The Position
The Digital, Data and IT, Research and Early Development (DD&IT-R&ED) team is on the lookout for a passionate and innovative Senior AI/ML Engineer. This role is pivotal in optimizing and deploying AI/ML solutions that drive the future of drug development. If you’re excited about revolutionizing AI/ML in the pharmaceutical industry and collaborating with a diverse team of AI/ML scientists, scaling up exploratory work, and transitioning solutions from notebooks to robust ML pipelines, this could be your next career move.
Your key responsibilities will include:
Collaborative Innovation: working directly with AI/ML scientists on optimization and production deployment of solutions, creating blueprints, and acting as an internal consultant to transition ideas from prototype to production. Data Exploration & Visualization: Exploring and visualizing data to understand those and identify differences in data distribution that could affect model performance when deployed in real-world scenarios. Data Quality Assurance: Verifying data quality and ensuring it through data cleaning and ML validation strategies. Scalable Solutions: Building training pipelines and components to ensure scalable ML solutions, address errors, and provide education to upskill teams working on ML, enhancing MLOps proficiency.
We offer a flexible hybrid working model with 2 days from home and 2-3 days at our central London office, where you'll collaborate with digital specialists and scientists.
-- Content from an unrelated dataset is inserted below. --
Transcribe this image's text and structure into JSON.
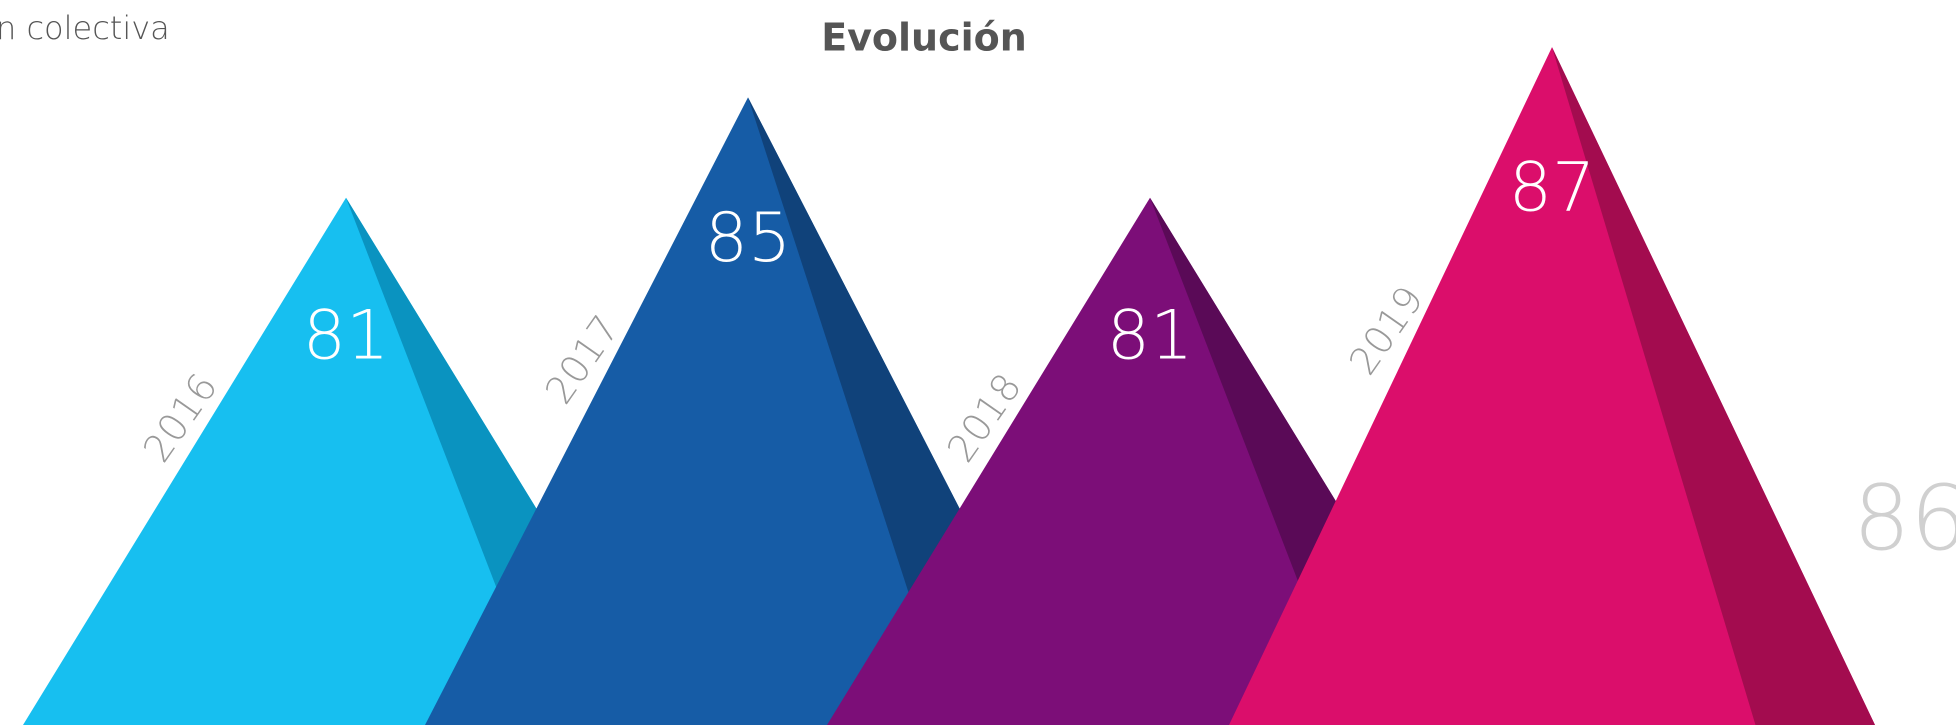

We prioritise work-life balance and foster a supportive, inclusive culture where your contributions are valued.
Qualifications
We are looking for a candidate with a positive personality, effective communication skills and well-established technical expertise who values a collaborative environment. You should have experience working with technical data scientists, data engineers, and life scientists. A PhD or master's degree with relevant experience, or a bachelor's degree with solid expertise, is required. Recent work experience in a healthcare/life science organization is considered an asset.
Other skills we are searching for are:
Programming Skills: Proficiency in Python, data analytics, deep learning (Scikit-learn, Pandas, PyTorch, Jupyter, pipelines), and practical knowledge of data tools like Databricks, Ray, Vector Databases, Kubernetes, and workflow scheduling tools such as Apache Airflow, Dagster, and Astronomer. GPU Computing: Familiarity with GPU computing, both on-premises and on cloud platforms, and experience in building end-to-end scalable ML infrastructure with on-premise DGX or cloud platforms including AWS EKS/SageMaker, Azure Machine Learning/AKS, or common ML platforms (ClearML, MLflow, Weights and Biases). Cloud & Automation: Strong understanding of AWS, Azure, containerization/Kubernetes, multiple automation/DevOps, and ML lifecycle practices. Data Handling: Practical knowledge in data wrangling, handling, processing, integrating, and analysing large heterogeneous data sets related to drug discovery. LLM Experience: Experience with LLMs (refining, DPO, training, hosting, RAGs, and working with multiple agents including LaMDA index, vector databases, etc.). Production-Grade Models: Significant expertise in building production-grade machine learning models in industry and/or academic research settings, building, training, and deploying ML.
About the Department
The position is connected to our DDIT-R&ED UK department located in the heart of London and the University of Oxford medical campus. The department currently consists of 14 Software-, Cloud-, and ML-Engineers and is building up additional capabilities and capacity.
We are strongly linked with the Novo Nordisk Research Centre Oxford (NNRCO), an innovative target discovery unit with a focus on identifying novel, game-changing therapies for patients. The site is a fusion of the best of academia, biotech, software engineering, and big pharma to realize cutting-edge biology. NNRCO operates at the boundaries of frontier science with a mandate to find dynamic, agile, and distinctive new ways of working to diversify the company’s pipeline with disruptive medicines. We strive to efficiently drive digital, data & IT innovation and transformation by leveraging agile methodologies.